ECLI:NL:RBNNE:2021:5133

Rechtbank Noord-Nederland

Datum uitspraak
3 december 2021
Publicatiedatum
7 december 2021
Zaaknummer
180227
Instantie
Rechtbank Noord-Nederland
Type
Uitspraak
Rechtsgebied
Civiel recht; Personen- en familierecht
Procedures
  • Op tegenspraak
Rechters
Vindplaatsen
  • Rechtspraak.nl
AI samenvatting door LexboostAutomatisch gegenereerd

Vervangende toestemming voor verhuizing en inschrijving op school in het belang van de minderjarige

In deze zaak heeft de Rechtbank Noord-Nederland op 29 november 2021 uitspraak gedaan over een verzoek van een vrouw om vervangende toestemming te verkrijgen voor verhuizing met haar minderjarige kind naar een andere woonplaats en inschrijving op een nieuwe basisschool. De vrouw had eerder voorlopige toestemming gekregen van de voorzieningenrechter, maar de man, de vader van het kind, was het niet eens met de verhuizing en betwistte de noodzaak van de toestemming.
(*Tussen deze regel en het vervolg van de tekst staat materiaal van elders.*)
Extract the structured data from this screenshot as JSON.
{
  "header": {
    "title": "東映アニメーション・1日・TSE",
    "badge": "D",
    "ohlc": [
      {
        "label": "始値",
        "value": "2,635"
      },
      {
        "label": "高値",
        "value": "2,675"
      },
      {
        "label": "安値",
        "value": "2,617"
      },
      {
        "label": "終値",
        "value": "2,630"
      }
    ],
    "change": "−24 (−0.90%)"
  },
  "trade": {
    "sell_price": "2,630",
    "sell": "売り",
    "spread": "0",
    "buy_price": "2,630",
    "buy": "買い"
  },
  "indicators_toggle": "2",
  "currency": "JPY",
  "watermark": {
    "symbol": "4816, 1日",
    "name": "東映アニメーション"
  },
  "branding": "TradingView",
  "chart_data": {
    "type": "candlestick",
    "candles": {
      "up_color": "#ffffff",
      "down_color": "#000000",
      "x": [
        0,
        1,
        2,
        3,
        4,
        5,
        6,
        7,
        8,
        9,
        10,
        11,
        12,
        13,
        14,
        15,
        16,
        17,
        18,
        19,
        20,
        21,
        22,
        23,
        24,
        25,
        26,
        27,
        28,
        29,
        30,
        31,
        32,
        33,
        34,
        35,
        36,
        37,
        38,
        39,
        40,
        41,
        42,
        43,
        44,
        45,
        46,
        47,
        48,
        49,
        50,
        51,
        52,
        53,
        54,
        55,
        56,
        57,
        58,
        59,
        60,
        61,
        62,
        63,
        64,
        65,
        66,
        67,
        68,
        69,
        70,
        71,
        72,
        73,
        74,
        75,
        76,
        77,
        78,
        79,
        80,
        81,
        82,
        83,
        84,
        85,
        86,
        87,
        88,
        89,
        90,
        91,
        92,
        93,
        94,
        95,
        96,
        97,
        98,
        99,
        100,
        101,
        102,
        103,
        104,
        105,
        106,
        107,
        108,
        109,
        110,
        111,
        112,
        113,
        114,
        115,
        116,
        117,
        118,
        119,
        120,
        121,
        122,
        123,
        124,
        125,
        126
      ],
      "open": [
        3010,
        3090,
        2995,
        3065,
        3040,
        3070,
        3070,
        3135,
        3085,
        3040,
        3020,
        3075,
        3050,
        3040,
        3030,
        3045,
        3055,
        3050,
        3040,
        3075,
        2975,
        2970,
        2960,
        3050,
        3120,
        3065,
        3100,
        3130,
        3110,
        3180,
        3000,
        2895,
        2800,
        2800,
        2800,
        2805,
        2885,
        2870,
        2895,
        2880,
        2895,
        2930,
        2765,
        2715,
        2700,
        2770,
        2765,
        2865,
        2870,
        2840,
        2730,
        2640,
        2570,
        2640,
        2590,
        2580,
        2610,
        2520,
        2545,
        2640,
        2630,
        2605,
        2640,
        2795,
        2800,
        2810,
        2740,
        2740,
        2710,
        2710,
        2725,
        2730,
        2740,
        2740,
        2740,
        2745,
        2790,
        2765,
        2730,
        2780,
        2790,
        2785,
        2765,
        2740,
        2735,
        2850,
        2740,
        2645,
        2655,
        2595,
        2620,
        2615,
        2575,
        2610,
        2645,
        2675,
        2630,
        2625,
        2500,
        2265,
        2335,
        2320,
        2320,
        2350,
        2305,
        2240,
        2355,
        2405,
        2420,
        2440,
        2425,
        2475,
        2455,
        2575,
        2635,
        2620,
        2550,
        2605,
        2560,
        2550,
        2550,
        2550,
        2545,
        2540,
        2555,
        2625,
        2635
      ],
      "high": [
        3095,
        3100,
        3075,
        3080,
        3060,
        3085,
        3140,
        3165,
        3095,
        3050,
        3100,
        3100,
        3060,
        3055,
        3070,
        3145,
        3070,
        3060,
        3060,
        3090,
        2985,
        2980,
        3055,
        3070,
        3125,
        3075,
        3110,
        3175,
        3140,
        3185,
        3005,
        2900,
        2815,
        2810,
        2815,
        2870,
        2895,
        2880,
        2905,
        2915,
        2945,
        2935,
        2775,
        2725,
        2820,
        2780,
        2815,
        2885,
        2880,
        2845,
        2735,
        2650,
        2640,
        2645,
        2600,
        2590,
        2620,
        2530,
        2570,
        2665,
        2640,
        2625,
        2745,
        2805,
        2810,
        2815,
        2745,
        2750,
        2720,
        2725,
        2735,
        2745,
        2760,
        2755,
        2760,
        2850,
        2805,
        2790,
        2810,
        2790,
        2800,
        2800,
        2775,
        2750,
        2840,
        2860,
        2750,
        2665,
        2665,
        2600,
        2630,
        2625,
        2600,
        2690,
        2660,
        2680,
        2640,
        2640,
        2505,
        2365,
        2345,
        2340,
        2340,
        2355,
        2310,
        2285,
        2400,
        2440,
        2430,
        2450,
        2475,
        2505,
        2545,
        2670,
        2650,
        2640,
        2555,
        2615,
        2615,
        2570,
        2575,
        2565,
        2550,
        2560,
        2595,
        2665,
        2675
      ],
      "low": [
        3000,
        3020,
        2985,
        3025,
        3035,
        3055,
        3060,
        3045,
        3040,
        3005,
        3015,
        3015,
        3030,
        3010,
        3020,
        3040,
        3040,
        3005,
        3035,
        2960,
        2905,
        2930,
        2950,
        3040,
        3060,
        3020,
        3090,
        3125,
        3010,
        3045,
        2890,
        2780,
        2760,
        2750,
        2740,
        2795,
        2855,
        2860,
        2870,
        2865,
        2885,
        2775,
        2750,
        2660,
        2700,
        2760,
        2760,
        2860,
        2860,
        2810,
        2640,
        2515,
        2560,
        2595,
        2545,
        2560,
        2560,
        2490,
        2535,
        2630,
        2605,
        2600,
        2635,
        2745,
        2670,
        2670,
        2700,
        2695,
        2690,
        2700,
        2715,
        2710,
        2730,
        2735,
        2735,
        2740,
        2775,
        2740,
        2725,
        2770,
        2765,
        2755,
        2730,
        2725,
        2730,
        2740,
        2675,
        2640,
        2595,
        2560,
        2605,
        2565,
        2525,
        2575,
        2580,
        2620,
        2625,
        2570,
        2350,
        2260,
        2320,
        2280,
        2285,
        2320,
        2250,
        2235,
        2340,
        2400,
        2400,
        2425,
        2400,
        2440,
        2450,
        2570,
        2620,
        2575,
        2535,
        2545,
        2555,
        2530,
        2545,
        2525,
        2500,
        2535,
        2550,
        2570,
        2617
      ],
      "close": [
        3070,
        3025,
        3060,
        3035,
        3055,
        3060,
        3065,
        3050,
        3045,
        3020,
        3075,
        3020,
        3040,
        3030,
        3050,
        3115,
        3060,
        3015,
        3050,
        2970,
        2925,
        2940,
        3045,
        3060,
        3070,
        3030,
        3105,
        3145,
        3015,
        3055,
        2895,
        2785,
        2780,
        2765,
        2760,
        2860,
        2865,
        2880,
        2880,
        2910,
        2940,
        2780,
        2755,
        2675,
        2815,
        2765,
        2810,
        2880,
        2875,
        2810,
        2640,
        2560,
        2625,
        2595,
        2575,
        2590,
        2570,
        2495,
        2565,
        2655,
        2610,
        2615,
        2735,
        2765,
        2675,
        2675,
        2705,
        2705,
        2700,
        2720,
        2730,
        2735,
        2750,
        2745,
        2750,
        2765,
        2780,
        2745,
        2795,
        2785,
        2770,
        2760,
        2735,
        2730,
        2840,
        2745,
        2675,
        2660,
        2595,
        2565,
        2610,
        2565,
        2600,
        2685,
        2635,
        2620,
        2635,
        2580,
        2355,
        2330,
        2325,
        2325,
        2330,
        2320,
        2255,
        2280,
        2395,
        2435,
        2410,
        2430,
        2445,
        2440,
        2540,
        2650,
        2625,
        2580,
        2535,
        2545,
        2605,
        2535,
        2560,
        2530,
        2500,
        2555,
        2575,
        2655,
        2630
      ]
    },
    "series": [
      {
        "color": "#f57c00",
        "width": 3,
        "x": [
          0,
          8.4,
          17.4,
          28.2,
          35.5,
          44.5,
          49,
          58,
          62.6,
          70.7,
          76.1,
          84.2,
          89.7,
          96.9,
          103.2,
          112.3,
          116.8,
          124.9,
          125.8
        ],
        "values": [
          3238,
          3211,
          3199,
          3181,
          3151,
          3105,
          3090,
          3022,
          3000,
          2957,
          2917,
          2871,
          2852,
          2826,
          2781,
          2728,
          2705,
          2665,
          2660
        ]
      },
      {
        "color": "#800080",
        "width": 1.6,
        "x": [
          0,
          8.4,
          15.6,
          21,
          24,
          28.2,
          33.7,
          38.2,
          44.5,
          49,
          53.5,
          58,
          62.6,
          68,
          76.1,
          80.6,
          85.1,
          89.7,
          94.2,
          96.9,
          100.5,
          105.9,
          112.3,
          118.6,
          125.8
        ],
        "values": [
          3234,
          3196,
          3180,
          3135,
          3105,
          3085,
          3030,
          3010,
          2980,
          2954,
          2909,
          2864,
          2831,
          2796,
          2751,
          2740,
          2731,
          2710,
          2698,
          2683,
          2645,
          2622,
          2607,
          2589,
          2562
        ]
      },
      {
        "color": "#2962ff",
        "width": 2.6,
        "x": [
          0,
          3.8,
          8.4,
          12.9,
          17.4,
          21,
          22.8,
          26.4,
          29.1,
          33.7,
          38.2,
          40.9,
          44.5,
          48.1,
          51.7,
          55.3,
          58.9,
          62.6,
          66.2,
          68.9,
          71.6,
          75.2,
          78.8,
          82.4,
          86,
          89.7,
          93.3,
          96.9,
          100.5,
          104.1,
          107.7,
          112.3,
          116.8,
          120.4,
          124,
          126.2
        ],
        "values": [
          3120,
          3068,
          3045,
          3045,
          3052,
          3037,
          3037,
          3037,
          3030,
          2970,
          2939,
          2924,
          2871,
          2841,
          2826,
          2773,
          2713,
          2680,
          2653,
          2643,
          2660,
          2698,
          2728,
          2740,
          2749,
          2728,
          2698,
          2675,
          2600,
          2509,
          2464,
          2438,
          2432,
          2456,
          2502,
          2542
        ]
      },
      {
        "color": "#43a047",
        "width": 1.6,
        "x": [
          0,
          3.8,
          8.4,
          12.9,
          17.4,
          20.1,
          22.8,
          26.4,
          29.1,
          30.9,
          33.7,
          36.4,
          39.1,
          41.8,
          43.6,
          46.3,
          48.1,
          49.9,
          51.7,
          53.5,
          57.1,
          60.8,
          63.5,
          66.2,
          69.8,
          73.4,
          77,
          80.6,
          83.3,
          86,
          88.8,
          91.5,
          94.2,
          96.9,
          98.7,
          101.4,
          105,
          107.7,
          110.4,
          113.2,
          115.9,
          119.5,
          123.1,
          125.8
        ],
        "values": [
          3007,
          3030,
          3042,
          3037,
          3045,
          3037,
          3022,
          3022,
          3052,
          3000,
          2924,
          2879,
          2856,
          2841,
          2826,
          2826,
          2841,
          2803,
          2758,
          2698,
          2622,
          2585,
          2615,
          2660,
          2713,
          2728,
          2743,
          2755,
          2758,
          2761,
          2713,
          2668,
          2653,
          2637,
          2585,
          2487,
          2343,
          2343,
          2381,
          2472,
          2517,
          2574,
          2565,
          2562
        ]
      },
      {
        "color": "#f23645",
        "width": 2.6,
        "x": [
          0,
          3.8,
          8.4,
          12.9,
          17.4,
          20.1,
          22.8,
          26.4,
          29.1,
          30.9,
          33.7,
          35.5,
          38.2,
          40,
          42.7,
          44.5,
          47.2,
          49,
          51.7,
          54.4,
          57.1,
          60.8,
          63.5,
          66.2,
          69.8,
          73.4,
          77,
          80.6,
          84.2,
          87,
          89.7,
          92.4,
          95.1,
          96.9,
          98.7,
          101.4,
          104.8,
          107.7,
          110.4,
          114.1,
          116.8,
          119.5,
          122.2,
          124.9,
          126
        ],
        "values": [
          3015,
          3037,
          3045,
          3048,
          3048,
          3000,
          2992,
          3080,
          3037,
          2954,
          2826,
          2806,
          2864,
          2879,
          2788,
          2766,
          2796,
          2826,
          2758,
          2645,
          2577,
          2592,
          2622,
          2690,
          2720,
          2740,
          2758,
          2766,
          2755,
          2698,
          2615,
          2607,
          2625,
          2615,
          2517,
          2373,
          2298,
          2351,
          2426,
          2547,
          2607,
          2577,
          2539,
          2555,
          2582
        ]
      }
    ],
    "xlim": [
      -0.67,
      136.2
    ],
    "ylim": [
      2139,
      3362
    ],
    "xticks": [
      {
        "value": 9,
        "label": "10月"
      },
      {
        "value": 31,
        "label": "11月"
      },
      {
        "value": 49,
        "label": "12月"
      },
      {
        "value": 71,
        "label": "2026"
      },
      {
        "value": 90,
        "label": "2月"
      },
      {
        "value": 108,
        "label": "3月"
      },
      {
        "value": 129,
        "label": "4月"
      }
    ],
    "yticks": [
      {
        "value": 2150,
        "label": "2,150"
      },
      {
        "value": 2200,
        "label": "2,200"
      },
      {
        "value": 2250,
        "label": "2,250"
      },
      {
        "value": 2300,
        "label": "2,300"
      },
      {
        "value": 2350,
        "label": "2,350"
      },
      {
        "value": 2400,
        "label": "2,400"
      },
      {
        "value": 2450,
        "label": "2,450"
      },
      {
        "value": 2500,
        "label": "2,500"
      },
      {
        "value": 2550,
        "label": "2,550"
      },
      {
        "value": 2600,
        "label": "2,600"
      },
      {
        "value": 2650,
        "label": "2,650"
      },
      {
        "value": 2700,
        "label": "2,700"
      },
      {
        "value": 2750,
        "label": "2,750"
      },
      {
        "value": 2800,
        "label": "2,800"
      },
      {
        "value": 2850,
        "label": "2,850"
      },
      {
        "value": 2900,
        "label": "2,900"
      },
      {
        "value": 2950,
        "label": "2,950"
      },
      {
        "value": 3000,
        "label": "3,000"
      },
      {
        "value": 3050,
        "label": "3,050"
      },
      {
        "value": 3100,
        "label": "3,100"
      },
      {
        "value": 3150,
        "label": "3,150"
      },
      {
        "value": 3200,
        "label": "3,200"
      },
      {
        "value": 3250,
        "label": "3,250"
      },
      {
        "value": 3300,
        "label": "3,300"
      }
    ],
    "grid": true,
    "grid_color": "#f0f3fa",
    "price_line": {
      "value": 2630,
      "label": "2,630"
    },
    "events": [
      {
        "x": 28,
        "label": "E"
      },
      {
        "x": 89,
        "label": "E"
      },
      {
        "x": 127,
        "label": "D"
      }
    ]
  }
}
De rechtbank heeft vastgesteld dat de vrouw zonder toestemming van de man is verhuisd, maar dat de verhuizing in het belang van het kind is, omdat continuïteit in de opvoeding en schoolgang van groot belang is. De rechtbank heeft de belangen van het kind, de betrokken ouders en de omstandigheden van de verhuizing zorgvuldig afgewogen. De rechtbank concludeert dat het in het belang van het kind is om de vrouw definitieve toestemming te verlenen voor de verhuizing en de inschrijving op de nieuwe school, ondanks de bezwaren van de man. De rechtbank benadrukt dat het belang van het kind voorop staat en dat de huidige situatie, waarin het kind al enige tijd in de nieuwe omgeving verblijft, niet verstoord moet worden.

Uitspraak

RECHTBANK NOORD-NEDERLAND

Afdeling Privaatrecht
Locatie Leeuwarden
zaak-/rekestnummer: C/17/180227 / FA RK 21-952
beschikking van de enkelvoudige kamer d.d. 29 november 2021
inzake
[naam],
wonende te [woonplaats] ,
hierna ook te noemen de vrouw,
advocaat mr. F. Hofstra, kantoorhoudende te Leeuwarden,
tegen
[naam],
wonende te [woonplaats] ,
hierna ook te noemen de man,
in persoon verschenen.

1.Procesverloop

1.1.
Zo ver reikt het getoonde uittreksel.